Pork loin is rich in thiamin, niacin, vitamin B6, and vitamin B12. B vitamins are needed for energy generation and DNA and neurotransmitter synthesis. B vitamins are water-soluble and must be replaced daily, so pork loin, dark leafy greens, and dairy should be part of your diet.

Pork Loin

Per 3-ounce serving: 155 calories, 7g fat (1 g saturated fat), 47 mg sodium, 0g carbohydrates (fiber, sugar), 21.6 g protein.


Salmon is a flexible, healthful protein when canned, smoked, or baked. In addition to protein, salmon is rich in omega-3 fatty acids, which are good for heart health and depression, notes Whole-Istic Living's Jenna Volpe, RD functional registered dietitian.


PER 3-OUNCE SERVING: 184 calories, 10 g fat (4 g saturated fat), mg sodium, 0g carbohydrates (fiber, sugar), 22 g protein.

Extra Lean Ground Beef

Extra lean ground beef includes protein, vitamins, and minerals without the saturated fat of red meat. It's affordable and versatile for stews, tacos, and burgers. Ground beef with 90% lean and 10% fat is very lean.

Extra Lean Ground Beef

PER 3.75-OUNCE CAN: 191 calories, 10.5 g fat (1.4 g saturated fat), 282 mg sodium, 0g carbohydrates (fiber, sugar), 22.6g protein.
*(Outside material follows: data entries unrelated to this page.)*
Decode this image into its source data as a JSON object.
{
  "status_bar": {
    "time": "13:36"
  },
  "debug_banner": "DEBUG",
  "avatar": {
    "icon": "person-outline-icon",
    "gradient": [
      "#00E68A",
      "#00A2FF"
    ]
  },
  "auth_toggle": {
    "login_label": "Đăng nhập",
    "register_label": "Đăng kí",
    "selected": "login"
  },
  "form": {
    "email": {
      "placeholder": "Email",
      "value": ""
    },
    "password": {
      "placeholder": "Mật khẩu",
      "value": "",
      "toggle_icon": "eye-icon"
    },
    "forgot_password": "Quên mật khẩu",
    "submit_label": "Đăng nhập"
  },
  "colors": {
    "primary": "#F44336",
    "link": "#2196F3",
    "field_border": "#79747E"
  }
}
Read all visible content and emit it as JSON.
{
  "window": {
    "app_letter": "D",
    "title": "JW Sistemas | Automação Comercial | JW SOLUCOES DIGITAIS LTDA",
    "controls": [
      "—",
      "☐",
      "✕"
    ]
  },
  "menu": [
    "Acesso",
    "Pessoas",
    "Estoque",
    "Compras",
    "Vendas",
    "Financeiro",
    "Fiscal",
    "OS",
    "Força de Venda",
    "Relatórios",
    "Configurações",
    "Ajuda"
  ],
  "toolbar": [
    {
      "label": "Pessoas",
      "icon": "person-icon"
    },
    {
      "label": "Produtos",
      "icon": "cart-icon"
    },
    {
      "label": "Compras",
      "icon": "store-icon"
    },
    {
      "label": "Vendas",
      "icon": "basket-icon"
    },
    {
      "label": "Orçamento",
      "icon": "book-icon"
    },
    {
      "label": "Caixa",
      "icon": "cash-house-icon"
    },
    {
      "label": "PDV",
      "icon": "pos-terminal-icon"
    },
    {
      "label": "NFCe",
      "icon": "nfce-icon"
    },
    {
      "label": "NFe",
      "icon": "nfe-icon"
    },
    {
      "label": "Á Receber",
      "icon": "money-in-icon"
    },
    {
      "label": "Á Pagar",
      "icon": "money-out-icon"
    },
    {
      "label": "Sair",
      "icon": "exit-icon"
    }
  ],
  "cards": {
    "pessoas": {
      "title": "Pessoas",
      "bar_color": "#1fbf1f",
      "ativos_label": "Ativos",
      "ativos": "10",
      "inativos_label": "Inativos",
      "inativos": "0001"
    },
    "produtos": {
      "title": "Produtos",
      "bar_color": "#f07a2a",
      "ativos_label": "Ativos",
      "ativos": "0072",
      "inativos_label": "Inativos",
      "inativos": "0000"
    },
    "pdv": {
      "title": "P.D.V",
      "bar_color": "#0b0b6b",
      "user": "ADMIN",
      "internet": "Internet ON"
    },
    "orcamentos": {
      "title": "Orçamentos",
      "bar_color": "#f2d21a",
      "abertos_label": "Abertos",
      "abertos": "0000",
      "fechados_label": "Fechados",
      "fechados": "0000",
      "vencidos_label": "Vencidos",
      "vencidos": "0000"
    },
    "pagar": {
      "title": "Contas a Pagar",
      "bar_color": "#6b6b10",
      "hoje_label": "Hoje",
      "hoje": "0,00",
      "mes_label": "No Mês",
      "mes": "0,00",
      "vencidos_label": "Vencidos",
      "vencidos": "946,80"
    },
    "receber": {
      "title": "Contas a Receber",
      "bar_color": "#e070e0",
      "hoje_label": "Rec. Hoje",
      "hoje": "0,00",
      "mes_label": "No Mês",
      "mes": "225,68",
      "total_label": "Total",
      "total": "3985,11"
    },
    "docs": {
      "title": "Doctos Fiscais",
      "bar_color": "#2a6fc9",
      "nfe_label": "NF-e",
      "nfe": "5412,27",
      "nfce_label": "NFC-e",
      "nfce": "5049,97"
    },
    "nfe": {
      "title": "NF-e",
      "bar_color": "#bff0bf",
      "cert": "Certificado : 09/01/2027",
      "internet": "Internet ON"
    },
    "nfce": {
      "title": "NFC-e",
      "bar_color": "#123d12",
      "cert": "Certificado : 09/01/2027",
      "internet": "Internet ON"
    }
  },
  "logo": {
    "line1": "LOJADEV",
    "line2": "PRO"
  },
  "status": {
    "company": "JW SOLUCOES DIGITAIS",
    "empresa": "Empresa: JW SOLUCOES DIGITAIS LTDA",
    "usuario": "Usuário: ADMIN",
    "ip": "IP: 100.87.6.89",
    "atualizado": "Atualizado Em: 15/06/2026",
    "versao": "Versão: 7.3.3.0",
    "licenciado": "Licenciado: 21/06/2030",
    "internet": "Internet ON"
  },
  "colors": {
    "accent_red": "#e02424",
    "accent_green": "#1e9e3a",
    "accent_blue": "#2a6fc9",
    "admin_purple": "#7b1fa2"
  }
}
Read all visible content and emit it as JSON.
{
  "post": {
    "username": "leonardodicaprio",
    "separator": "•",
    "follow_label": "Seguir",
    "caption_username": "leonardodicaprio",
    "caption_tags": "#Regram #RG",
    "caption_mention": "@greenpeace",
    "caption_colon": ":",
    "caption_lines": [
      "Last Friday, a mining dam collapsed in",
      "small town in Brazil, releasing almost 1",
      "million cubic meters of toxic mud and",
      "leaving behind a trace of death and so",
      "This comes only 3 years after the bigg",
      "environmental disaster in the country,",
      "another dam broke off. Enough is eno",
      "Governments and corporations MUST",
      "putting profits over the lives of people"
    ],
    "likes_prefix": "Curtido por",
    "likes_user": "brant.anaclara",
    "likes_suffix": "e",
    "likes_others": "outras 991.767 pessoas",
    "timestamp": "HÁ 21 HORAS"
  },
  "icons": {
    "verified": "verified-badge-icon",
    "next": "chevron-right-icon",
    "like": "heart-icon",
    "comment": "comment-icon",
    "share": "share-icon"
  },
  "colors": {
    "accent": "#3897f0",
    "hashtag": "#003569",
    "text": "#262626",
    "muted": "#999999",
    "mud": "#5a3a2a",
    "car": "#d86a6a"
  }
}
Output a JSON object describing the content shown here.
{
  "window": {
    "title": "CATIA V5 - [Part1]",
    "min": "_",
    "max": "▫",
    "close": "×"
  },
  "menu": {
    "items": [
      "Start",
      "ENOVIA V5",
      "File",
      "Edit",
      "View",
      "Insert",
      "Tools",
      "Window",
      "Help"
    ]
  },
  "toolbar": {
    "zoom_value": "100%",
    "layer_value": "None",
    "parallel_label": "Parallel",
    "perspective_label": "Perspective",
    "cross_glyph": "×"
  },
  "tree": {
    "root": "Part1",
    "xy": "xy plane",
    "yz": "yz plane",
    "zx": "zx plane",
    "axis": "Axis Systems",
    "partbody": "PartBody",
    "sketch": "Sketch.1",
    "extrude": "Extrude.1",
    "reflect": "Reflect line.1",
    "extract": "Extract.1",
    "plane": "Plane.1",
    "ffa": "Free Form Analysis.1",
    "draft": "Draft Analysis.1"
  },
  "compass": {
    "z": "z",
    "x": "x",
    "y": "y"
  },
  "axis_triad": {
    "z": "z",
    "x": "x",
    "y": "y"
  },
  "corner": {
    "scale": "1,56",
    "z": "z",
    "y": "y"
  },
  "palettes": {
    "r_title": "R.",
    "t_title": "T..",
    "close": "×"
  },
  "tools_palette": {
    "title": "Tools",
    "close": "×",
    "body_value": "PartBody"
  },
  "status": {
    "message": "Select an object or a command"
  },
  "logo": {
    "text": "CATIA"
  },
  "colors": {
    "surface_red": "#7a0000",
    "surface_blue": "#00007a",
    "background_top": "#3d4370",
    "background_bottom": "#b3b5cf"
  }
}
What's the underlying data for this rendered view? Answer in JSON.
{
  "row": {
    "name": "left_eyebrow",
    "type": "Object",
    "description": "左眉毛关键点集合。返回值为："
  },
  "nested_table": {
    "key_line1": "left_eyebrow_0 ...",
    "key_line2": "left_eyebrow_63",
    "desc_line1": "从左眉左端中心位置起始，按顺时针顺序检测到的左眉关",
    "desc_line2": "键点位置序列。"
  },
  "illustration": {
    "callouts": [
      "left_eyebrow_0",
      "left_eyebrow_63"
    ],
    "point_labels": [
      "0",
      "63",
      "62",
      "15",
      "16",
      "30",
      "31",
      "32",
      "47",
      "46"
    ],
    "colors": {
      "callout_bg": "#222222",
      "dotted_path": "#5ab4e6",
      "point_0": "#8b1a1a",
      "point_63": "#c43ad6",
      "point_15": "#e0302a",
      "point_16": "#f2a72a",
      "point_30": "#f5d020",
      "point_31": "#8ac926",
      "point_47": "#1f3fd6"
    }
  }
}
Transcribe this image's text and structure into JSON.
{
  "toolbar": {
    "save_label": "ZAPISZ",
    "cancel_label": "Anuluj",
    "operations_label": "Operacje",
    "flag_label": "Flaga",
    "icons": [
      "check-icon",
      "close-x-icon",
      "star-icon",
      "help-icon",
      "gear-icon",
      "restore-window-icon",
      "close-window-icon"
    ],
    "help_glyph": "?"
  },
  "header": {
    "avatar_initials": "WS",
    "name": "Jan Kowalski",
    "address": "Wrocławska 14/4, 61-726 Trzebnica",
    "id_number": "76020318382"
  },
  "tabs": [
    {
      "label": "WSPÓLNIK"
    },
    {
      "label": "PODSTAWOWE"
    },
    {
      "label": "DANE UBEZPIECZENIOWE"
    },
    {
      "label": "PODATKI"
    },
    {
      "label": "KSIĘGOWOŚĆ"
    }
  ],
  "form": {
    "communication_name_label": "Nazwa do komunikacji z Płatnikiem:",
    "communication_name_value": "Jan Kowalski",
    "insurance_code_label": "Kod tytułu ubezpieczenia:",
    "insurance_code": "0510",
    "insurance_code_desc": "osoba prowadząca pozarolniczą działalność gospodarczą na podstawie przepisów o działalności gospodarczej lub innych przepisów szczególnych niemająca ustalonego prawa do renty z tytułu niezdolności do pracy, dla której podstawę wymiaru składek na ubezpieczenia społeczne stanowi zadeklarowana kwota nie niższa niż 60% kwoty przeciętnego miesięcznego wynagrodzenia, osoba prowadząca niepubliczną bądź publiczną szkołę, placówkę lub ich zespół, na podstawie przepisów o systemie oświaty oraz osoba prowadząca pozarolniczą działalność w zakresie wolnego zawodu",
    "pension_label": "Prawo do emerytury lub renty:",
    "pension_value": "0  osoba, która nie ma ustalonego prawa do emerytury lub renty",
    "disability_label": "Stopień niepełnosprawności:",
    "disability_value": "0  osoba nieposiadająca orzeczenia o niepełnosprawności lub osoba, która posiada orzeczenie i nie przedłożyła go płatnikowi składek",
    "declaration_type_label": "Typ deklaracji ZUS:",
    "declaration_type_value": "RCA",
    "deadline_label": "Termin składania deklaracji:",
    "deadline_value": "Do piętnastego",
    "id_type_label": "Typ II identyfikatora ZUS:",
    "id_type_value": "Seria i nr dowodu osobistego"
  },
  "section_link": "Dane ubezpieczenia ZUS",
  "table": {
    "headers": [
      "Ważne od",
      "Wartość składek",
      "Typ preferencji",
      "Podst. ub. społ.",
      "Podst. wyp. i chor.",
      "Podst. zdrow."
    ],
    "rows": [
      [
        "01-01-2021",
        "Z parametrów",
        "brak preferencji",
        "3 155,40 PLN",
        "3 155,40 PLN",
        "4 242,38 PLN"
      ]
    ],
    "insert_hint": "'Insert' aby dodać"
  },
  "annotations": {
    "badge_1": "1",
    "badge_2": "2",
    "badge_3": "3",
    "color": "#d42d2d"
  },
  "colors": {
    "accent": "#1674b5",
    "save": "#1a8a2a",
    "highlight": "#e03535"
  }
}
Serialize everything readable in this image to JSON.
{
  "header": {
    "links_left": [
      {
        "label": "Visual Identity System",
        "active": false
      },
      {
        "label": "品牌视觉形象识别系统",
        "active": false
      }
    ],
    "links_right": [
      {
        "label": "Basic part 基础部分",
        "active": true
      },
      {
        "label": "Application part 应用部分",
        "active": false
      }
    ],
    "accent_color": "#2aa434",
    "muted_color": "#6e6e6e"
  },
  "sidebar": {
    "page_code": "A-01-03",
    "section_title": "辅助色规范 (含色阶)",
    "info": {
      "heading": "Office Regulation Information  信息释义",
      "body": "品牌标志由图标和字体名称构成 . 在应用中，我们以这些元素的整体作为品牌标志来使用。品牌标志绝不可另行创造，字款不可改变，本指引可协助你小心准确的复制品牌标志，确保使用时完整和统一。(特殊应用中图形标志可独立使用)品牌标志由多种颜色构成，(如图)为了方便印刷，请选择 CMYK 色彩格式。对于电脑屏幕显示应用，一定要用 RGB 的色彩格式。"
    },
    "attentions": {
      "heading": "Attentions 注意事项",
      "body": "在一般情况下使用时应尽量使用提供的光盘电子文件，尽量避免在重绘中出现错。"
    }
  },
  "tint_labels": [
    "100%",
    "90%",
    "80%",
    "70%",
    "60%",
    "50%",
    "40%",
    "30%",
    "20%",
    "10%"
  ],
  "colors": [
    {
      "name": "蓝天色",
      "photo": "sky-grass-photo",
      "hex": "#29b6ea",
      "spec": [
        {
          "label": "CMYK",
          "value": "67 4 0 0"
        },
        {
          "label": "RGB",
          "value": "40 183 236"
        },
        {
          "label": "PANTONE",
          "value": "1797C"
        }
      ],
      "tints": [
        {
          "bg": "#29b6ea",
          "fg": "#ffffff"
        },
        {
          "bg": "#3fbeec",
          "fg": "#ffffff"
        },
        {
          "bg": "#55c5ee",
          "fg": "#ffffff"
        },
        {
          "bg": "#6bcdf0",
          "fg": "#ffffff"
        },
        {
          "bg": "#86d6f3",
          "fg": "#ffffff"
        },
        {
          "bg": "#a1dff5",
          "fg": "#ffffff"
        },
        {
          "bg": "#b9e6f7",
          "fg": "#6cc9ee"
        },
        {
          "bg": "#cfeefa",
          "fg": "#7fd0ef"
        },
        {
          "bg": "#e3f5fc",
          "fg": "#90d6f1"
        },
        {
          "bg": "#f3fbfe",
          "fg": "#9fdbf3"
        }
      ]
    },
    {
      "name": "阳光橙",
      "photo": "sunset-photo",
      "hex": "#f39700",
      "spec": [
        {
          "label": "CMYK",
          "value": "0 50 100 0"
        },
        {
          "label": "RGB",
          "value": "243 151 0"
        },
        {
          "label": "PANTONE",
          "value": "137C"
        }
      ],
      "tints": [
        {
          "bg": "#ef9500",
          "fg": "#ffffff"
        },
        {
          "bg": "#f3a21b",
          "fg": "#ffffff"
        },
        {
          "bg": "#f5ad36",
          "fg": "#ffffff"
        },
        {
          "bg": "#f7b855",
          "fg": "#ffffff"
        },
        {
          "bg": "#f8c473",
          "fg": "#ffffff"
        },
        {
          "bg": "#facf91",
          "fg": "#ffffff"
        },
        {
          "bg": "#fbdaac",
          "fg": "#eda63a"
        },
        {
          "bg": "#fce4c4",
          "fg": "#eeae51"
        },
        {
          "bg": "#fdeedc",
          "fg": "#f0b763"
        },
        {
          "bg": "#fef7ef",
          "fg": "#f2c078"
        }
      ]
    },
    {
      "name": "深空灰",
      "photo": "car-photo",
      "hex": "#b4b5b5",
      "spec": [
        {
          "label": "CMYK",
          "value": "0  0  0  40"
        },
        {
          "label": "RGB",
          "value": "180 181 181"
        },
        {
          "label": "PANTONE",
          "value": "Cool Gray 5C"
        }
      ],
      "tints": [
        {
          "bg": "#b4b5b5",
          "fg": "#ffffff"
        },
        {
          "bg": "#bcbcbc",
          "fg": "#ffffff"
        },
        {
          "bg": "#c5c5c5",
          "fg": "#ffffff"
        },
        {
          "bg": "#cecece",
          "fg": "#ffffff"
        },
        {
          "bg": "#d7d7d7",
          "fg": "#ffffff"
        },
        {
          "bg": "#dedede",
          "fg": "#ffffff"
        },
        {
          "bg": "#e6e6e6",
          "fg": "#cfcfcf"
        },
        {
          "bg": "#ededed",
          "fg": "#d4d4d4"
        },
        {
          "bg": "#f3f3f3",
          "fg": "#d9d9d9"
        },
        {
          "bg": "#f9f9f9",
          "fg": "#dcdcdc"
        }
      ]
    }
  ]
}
The only surprise is how long tinned fish has taken to become mainstream. "Sardines are high in protein, vitamin B12, vitamin D, calcium, and minerals," explains One Pot Wellness' Wan Na Chun, MPH, RD, CPT.

Per 3-ounce serving: 90 calories, 0.7g fat (0.1 g saturated fat), 66mg sodium, 0g carbohydrates (fiber, sugar), 19g protein.


"The USDA recommends eating two portions of seafood per week, equivalent to 3-4 oz. of fish or shellfish, but up to 90% of Americans fail to meet this recommendation," says Washington, D.C.-based dietitian Caroline Thomason, RD, CDCES, nutrition partner to Alaskan Seafood.